Y. Sangaré
11 Novembre 2003
Vendredi soir, «L'ensemble Kotéba», au grand complet, était sur la scène de la salle Kodjo Ebouclé (700 places) du palais de la Cculture. Pour présenter, à nouveau, sa pièce intitulée «La cour».
Il est 21 H 10 quand le rideau s'ouvre, quatre jeunes femmes, le torse nu, un pagne noué autour de la poitrine, chantent les louanges du vieux Jeannot. Non loin de là, un homme athlétique, cheveux grisonnants, vêtu d'un costume vétuste, très plissé, assorti d'un «mougouba» (genre de pantalon ample qu'on porte sous les caftans), posté comme un garde frontier, sort subitement de son silence. «Moi, c'est ancien, je suis un ancien combattant et j'ai fait la guerre chez les blancs jusqu'à...», dit-il.

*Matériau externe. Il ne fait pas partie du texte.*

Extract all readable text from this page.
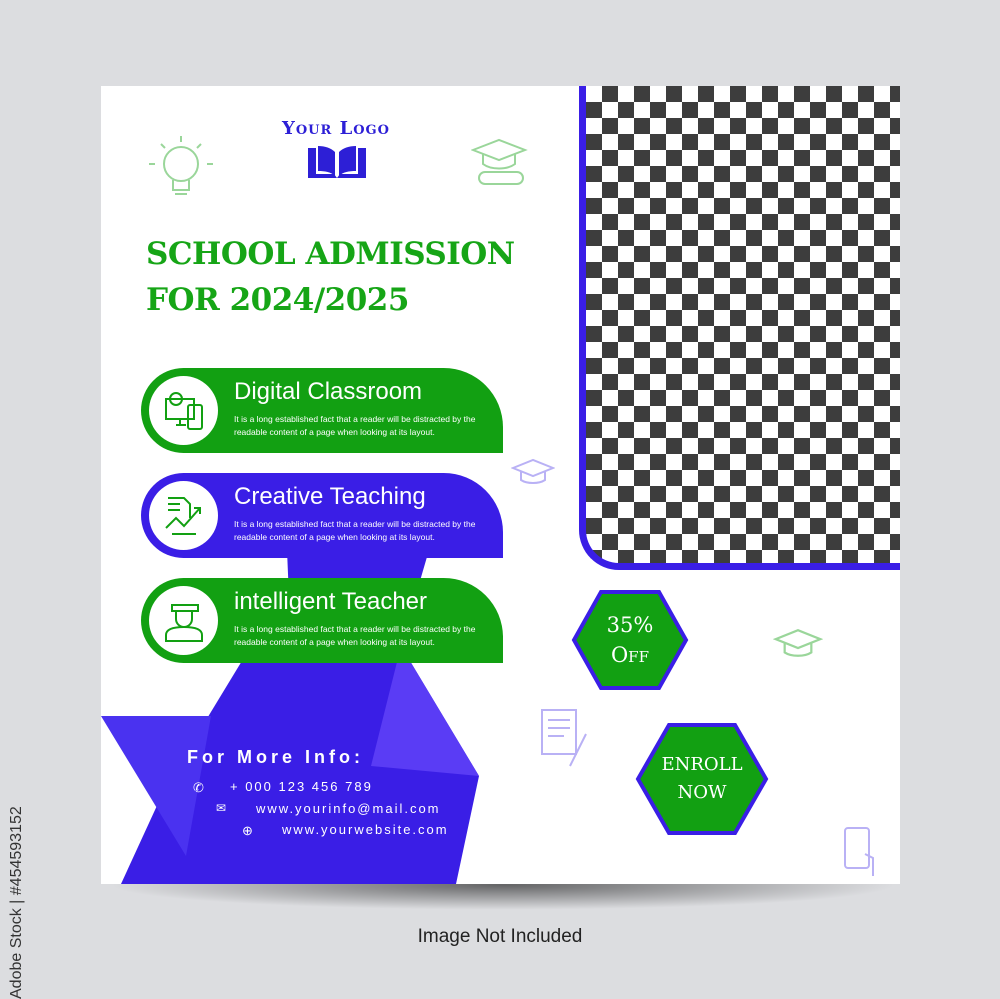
Your Logo
SCHOOL ADMISSION
FOR 2024/2025
Digital Classroom

It is a long established fact that a reader will be distracted by the readable content of a page when looking at its layout.

Creative Teaching

It is a long established fact that a reader will be distracted by the readable content of a page when looking at its layout.

intelligent Teacher

It is a long established fact that a reader will be distracted by the readable content of a page when looking at its layout.

35%
Off
ENROLL
NOW
For More Info:
✆ + 000 123 456 789
✉ www.yourinfo@mail.com
⊕ www.yourwebsite.com
Adobe Stock | #454593152	Image Not Included
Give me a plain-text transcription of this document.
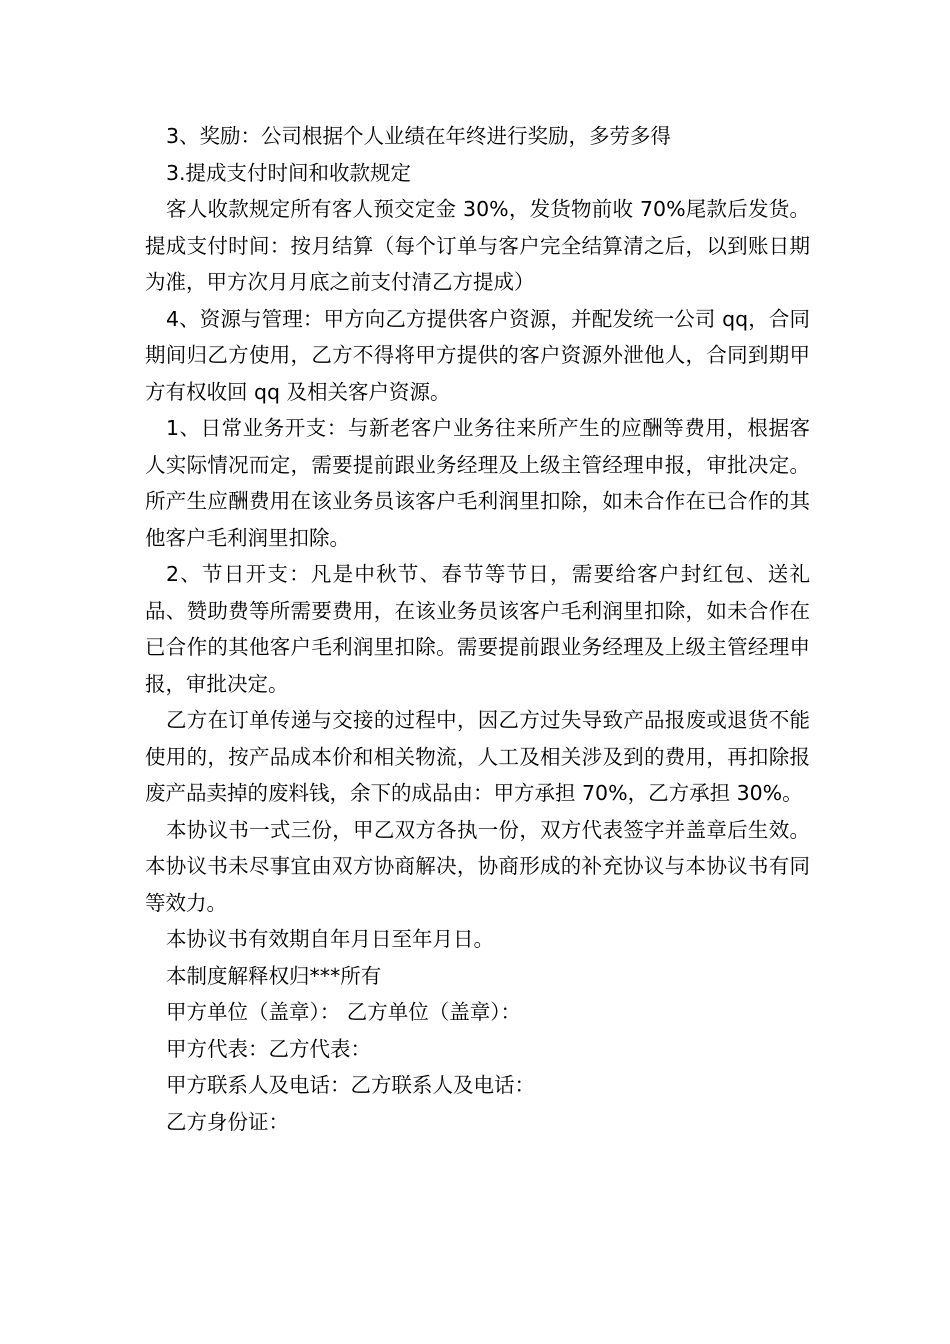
3、奖励：公司根据个人业绩在年终进行奖励，多劳多得

3.提成支付时间和收款规定

客人收款规定所有客人预交定金 30%，发货物前收 70%尾款后发货。提成支付时间：按月结算（每个订单与客户完全结算清之后，以到账日期为准，甲方次月月底之前支付清乙方提成）

4、资源与管理：甲方向乙方提供客户资源，并配发统一公司 qq，合同期间归乙方使用，乙方不得将甲方提供的客户资源外泄他人，合同到期甲方有权收回 qq 及相关客户资源。

1、日常业务开支：与新老客户业务往来所产生的应酬等费用，根据客人实际情况而定，需要提前跟业务经理及上级主管经理申报，审批决定。所产生应酬费用在该业务员该客户毛利润里扣除，如未合作在已合作的其他客户毛利润里扣除。

2、节日开支：凡是中秋节、春节等节日，需要给客户封红包、送礼品、赞助费等所需要费用，在该业务员该客户毛利润里扣除，如未合作在已合作的其他客户毛利润里扣除。需要提前跟业务经理及上级主管经理申报，审批决定。

乙方在订单传递与交接的过程中，因乙方过失导致产品报废或退货不能使用的，按产品成本价和相关物流，人工及相关涉及到的费用，再扣除报废产品卖掉的废料钱，余下的成品由：甲方承担 70%，乙方承担 30%。

本协议书一式三份，甲乙双方各执一份，双方代表签字并盖章后生效。本协议书未尽事宜由双方协商解决，协商形成的补充协议与本协议书有同等效力。

本协议书有效期自年月日至年月日。

本制度解释权归***所有

甲方单位（盖章）： 乙方单位（盖章）：

甲方代表：乙方代表：

甲方联系人及电话：乙方联系人及电话：

乙方身份证：
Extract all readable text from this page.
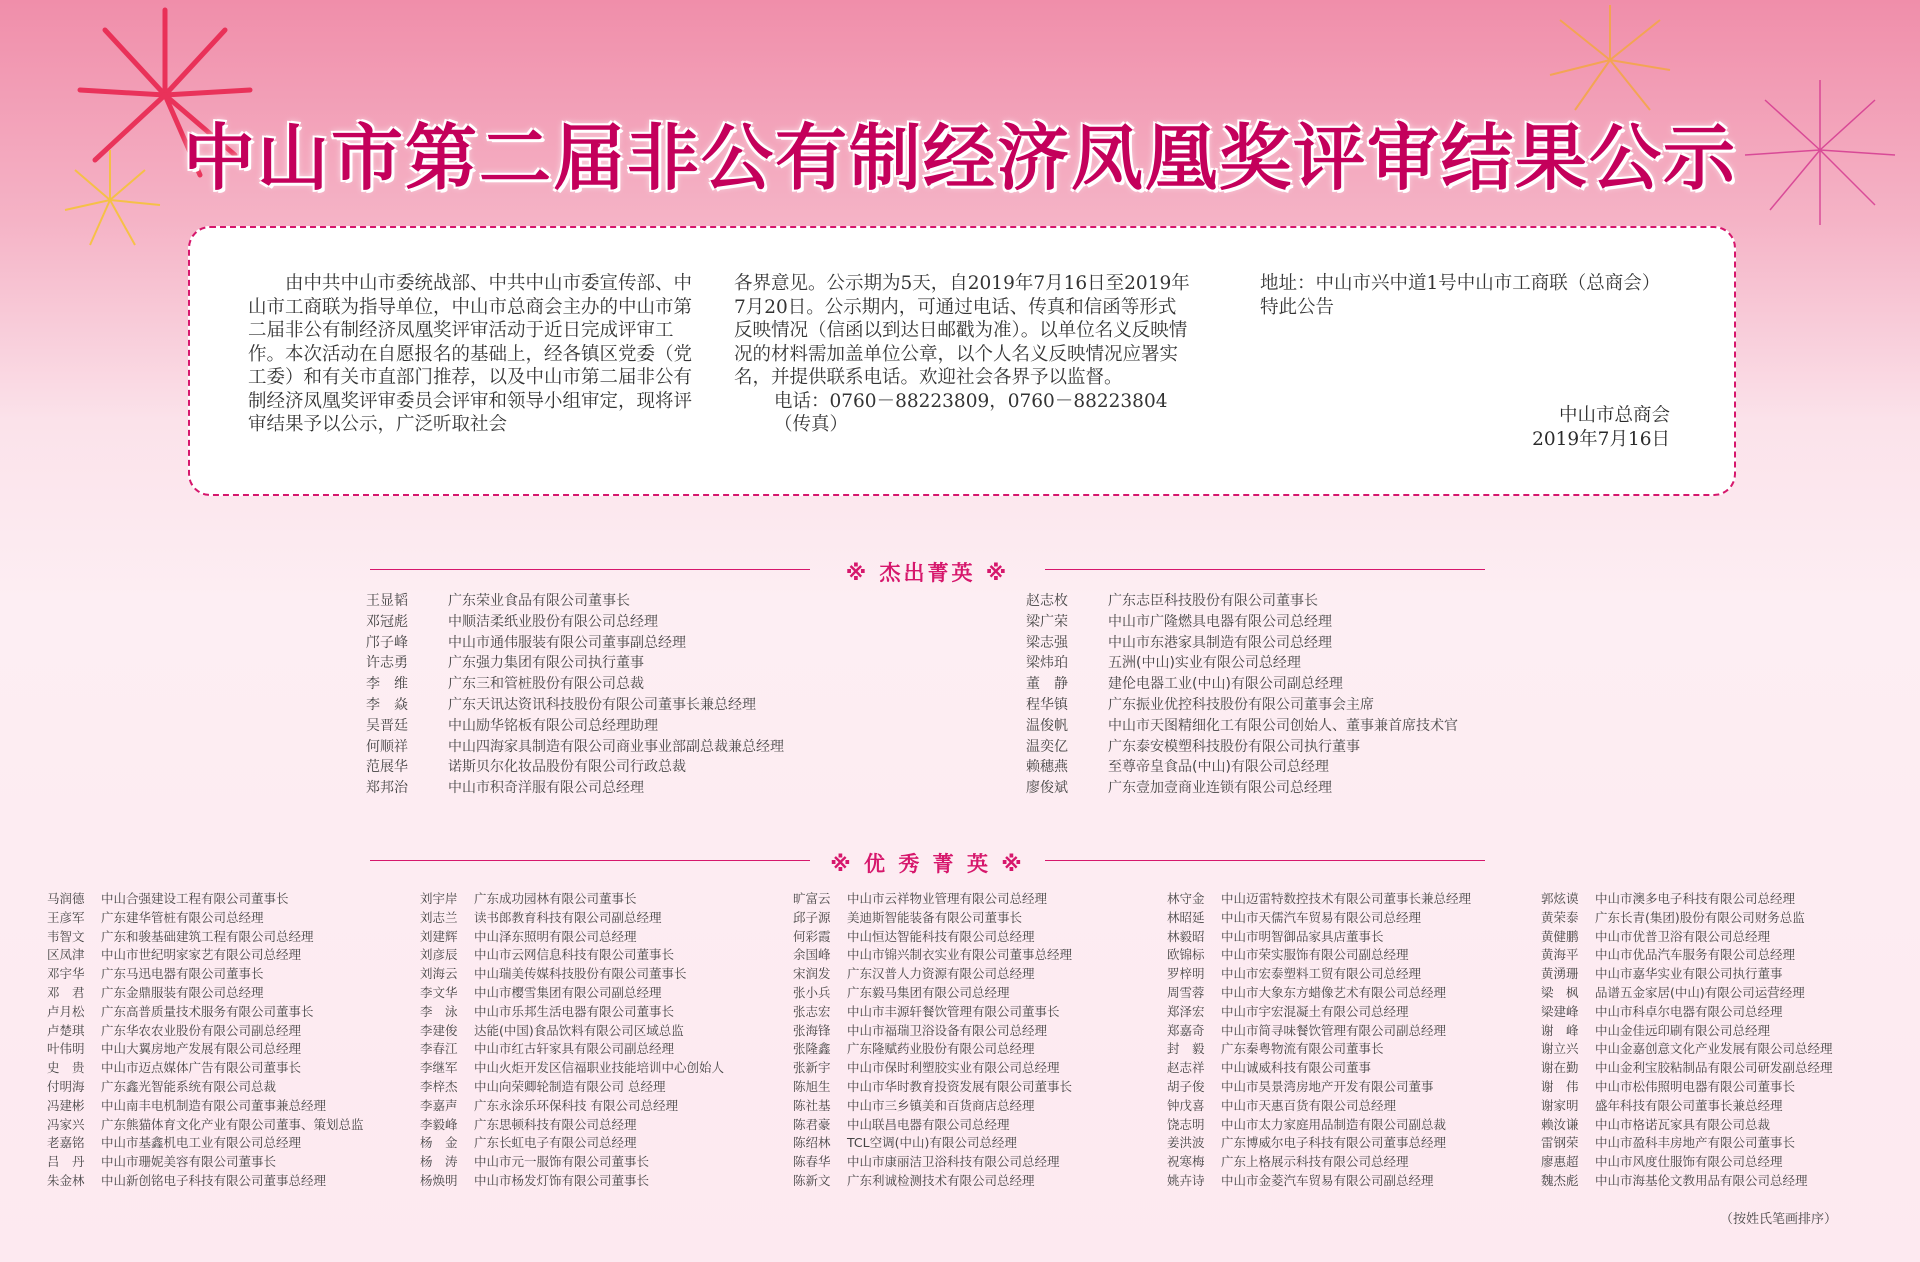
中山市第二届非公有制经济凤凰奖评审结果公示
由中共中山市委统战部、中共中山市委宣传部、中山市工商联为指导单位，中山市总商会主办的中山市第二届非公有制经济凤凰奖评审活动于近日完成评审工作。本次活动在自愿报名的基础上，经各镇区党委（党工委）和有关市直部门推荐，以及中山市第二届非公有制经济凤凰奖评审委员会评审和领导小组审定，现将评审结果予以公示，广泛听取社会
各界意见。公示期为5天，自2019年7月16日至2019年7月20日。公示期内，可通过电话、传真和信函等形式反映情况（信函以到达日邮戳为准）。以单位名义反映情况的材料需加盖单位公章，以个人名义反映情况应署实名，并提供联系电话。欢迎社会各界予以监督。
电话：0760－88223809，0760－88223804（传真）
地址：中山市兴中道1号中山市工商联（总商会）
特此公告
中山市总商会
2019年7月16日
※ 杰出菁英 ※
王显韬	广东荣业食品有限公司董事长
邓冠彪	中顺洁柔纸业股份有限公司总经理
邝子峰	中山市通伟服装有限公司董事副总经理
许志勇	广东强力集团有限公司执行董事
李　维	广东三和管桩股份有限公司总裁
李　焱	广东天讯达资讯科技股份有限公司董事长兼总经理
吴晋廷	中山励华铭板有限公司总经理助理
何顺祥	中山四海家具制造有限公司商业事业部副总裁兼总经理
范展华	诺斯贝尔化妆品股份有限公司行政总裁
郑邦治	中山市积奇洋服有限公司总经理
赵志枚	广东志臣科技股份有限公司董事长
梁广荣	中山市广隆燃具电器有限公司总经理
梁志强	中山市东港家具制造有限公司总经理
梁炜珀	五洲(中山)实业有限公司总经理
董　静	建伦电器工业(中山)有限公司副总经理
程华镇	广东振业优控科技股份有限公司董事会主席
温俊帆	中山市天图精细化工有限公司创始人、董事兼首席技术官
温奕亿	广东泰安模塑科技股份有限公司执行董事
赖穗燕	至尊帝皇食品(中山)有限公司总经理
廖俊斌	广东壹加壹商业连锁有限公司总经理
※ 优 秀 菁 英 ※
马润德 中山合强建设工程有限公司董事长
王彦军 广东建华管桩有限公司总经理
韦智文 广东和骏基础建筑工程有限公司总经理
区凤津 中山市世纪明家家艺有限公司总经理
邓宇华 广东马迅电器有限公司董事长
邓　君 广东金鼎服装有限公司总经理
卢月松 广东高普质量技术服务有限公司董事长
卢楚琪 广东华农农业股份有限公司副总经理
叶伟明 中山大翼房地产发展有限公司总经理
史　贵 中山市迈点媒体广告有限公司董事长
付明海 广东鑫光智能系统有限公司总裁
冯建彬 中山南丰电机制造有限公司董事兼总经理
冯家兴 广东熊猫体育文化产业有限公司董事、策划总监
老嘉铭 中山市基鑫机电工业有限公司总经理
吕　丹 中山市珊妮美容有限公司董事长
朱金林 中山新创铭电子科技有限公司董事总经理
刘宇岸 广东成功园林有限公司董事长
刘志兰 读书郎教育科技有限公司副总经理
刘建辉 中山泽东照明有限公司总经理
刘彦辰 中山市云网信息科技有限公司董事长
刘海云 中山瑞美传媒科技股份有限公司董事长
李文华 中山市樱雪集团有限公司副总经理
李　泳 中山市乐邦生活电器有限公司董事长
李建俊 达能(中国)食品饮料有限公司区域总监
李春江 中山市红古轩家具有限公司副总经理
李继军 中山火炬开发区信福职业技能培训中心创始人
李梓杰 中山向荣卿轮制造有限公司 总经理
李嘉声 广东永涂乐环保科技 有限公司总经理
李毅峰 广东思顿科技有限公司总经理
杨　金 广东长虹电子有限公司总经理
杨　涛 中山市元一服饰有限公司董事长
杨焕明 中山市杨发灯饰有限公司董事长
旷富云 中山市云祥物业管理有限公司总经理
邱子源 美迪斯智能装备有限公司董事长
何彩霞 中山恒达智能科技有限公司总经理
余国峰 中山市锦兴制衣实业有限公司董事总经理
宋润发 广东汉普人力资源有限公司总经理
张小兵 广东毅马集团有限公司总经理
张志宏 中山市丰源轩餐饮管理有限公司董事长
张海锋 中山市福瑞卫浴设备有限公司总经理
张隆鑫 广东隆赋药业股份有限公司总经理
张新宇 中山市保时利塑胶实业有限公司总经理
陈旭生 中山市华时教育投资发展有限公司董事长
陈社基 中山市三乡镇美和百货商店总经理
陈君豪 中山联昌电器有限公司总经理
陈绍林 TCL空调(中山)有限公司总经理
陈春华 中山市康丽洁卫浴科技有限公司总经理
陈新文 广东利诚检测技术有限公司总经理
林守金 中山迈雷特数控技术有限公司董事长兼总经理
林昭延 中山市天儒汽车贸易有限公司总经理
林毅昭 中山市明智御品家具店董事长
欧锦标 中山市荣实服饰有限公司副总经理
罗梓明 中山市宏泰塑料工贸有限公司总经理
周雪蓉 中山市大象东方蜡像艺术有限公司总经理
郑泽宏 中山市宇宏混凝土有限公司总经理
郑嘉奇 中山市简寻味餐饮管理有限公司副总经理
封　毅 广东秦粤物流有限公司董事长
赵志祥 中山诚威科技有限公司董事
胡子俊 中山市昊景湾房地产开发有限公司董事
钟戊喜 中山市天惠百货有限公司总经理
饶志明 中山市太力家庭用品制造有限公司副总裁
姜洪波 广东博威尔电子科技有限公司董事总经理
祝寒梅 广东上格展示科技有限公司总经理
姚卉诗 中山市金菱汽车贸易有限公司副总经理
郭炫谟 中山市澳多电子科技有限公司总经理
黄荣泰 广东长青(集团)股份有限公司财务总监
黄健鹏 中山市优普卫浴有限公司总经理
黄海平 中山市优品汽车服务有限公司总经理
黄湧珊 中山市嘉华实业有限公司执行董事
梁　枫 品谱五金家居(中山)有限公司运营经理
梁建峰 中山市科卓尔电器有限公司总经理
谢　峰 中山金佳远印刷有限公司总经理
谢立兴 中山金嘉创意文化产业发展有限公司总经理
谢在勤 中山金利宝胶粘制品有限公司研发副总经理
谢　伟 中山市松伟照明电器有限公司董事长
谢家明 盛年科技有限公司董事长兼总经理
赖汝谦 中山市格诺瓦家具有限公司总裁
雷钢荣 中山市盈科丰房地产有限公司董事长
廖惠超 中山市风度仕服饰有限公司总经理
魏杰彪 中山市海基伦文教用品有限公司总经理
（按姓氏笔画排序）
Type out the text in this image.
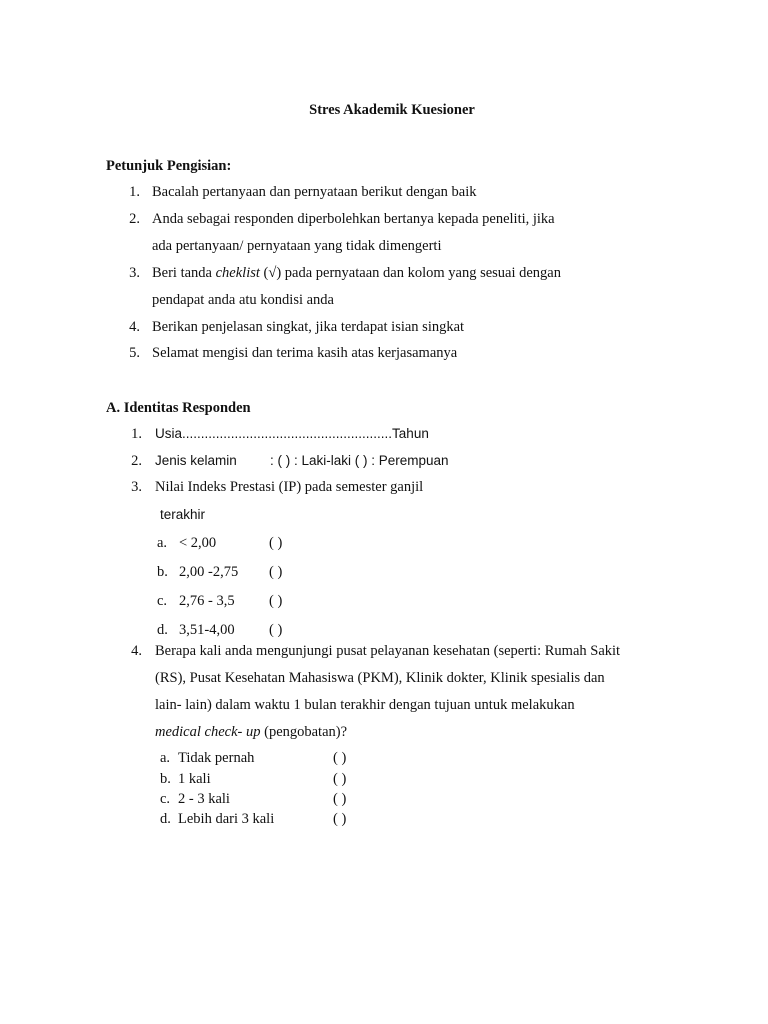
Stres Akademik Kuesioner
Petunjuk Pengisian:
1. Bacalah pertanyaan dan pernyataan berikut dengan baik
2. Anda sebagai responden diperbolehkan bertanya kepada peneliti, jika
ada pertanyaan/ pernyataan yang tidak dimengerti
3. Beri tanda cheklist (√) pada pernyataan dan kolom yang sesuai dengan
pendapat anda atu kondisi anda
4. Berikan penjelasan singkat, jika terdapat isian singkat
5. Selamat mengisi dan terima kasih atas kerjasamanya
A. Identitas Responden
1. Usia........................................................Tahun
2. Jenis kelamin : ( ) : Laki-laki ( ) : Perempuan
3. Nilai Indeks Prestasi (IP) pada semester ganjil
terakhir
a. < 2,00	( )
b. 2,00 -2,75 ( )
c. 2,76 - 3,5 ( )
d. 3,51-4,00 ( )
4. Berapa kali anda mengunjungi pusat pelayanan kesehatan (seperti: Rumah Sakit
(RS), Pusat Kesehatan Mahasiswa (PKM), Klinik dokter, Klinik spesialis dan
lain- lain) dalam waktu 1 bulan terakhir dengan tujuan untuk melakukan
medical check- up (pengobatan)?
a. Tidak pernah	( )
b. 1 kali	( )
c. 2 - 3 kali	( )
d. Lebih dari 3 kali	( )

Avant de révéler être un locataire du vieux Jeannot. Justement, dans la cour de ce vieil homme cohabitent non sans heurts, un florilège de personnages écclectiques, de diverses cultures : la vieille mamie Adjoua et son voyou de fils Johnny, M'Baye, l'ébéniste, Haoussa, l'hilarant marabout, son imposante épouse, le sanguin Kossi et sa ravissante Koumba, Maradona, l'infirmier avorteur, vieux Jeannot... Là, la moindre rixe prend des proportions démesurées, une petite dispute suffit pour étaler dans la cour, le secret conjugal. Comme dans une vraie cour commune, chez vieux Jeannot, les commérages côtoient la médisance, la sournoiserie flirte avec l'envie. Bref, tous ces colocataires s'entrechoquent, s'empoignent, mais sous fonds d'une solidarité sous-adjacente. Ainsi quand Johnny, le rejeton de Mamie (rejeté par cette dernière afin qu'il trouve du travail) meurt, tué par ses complices braqueurs, toute la cour s'émeut et l'entoure d'une grande compassion.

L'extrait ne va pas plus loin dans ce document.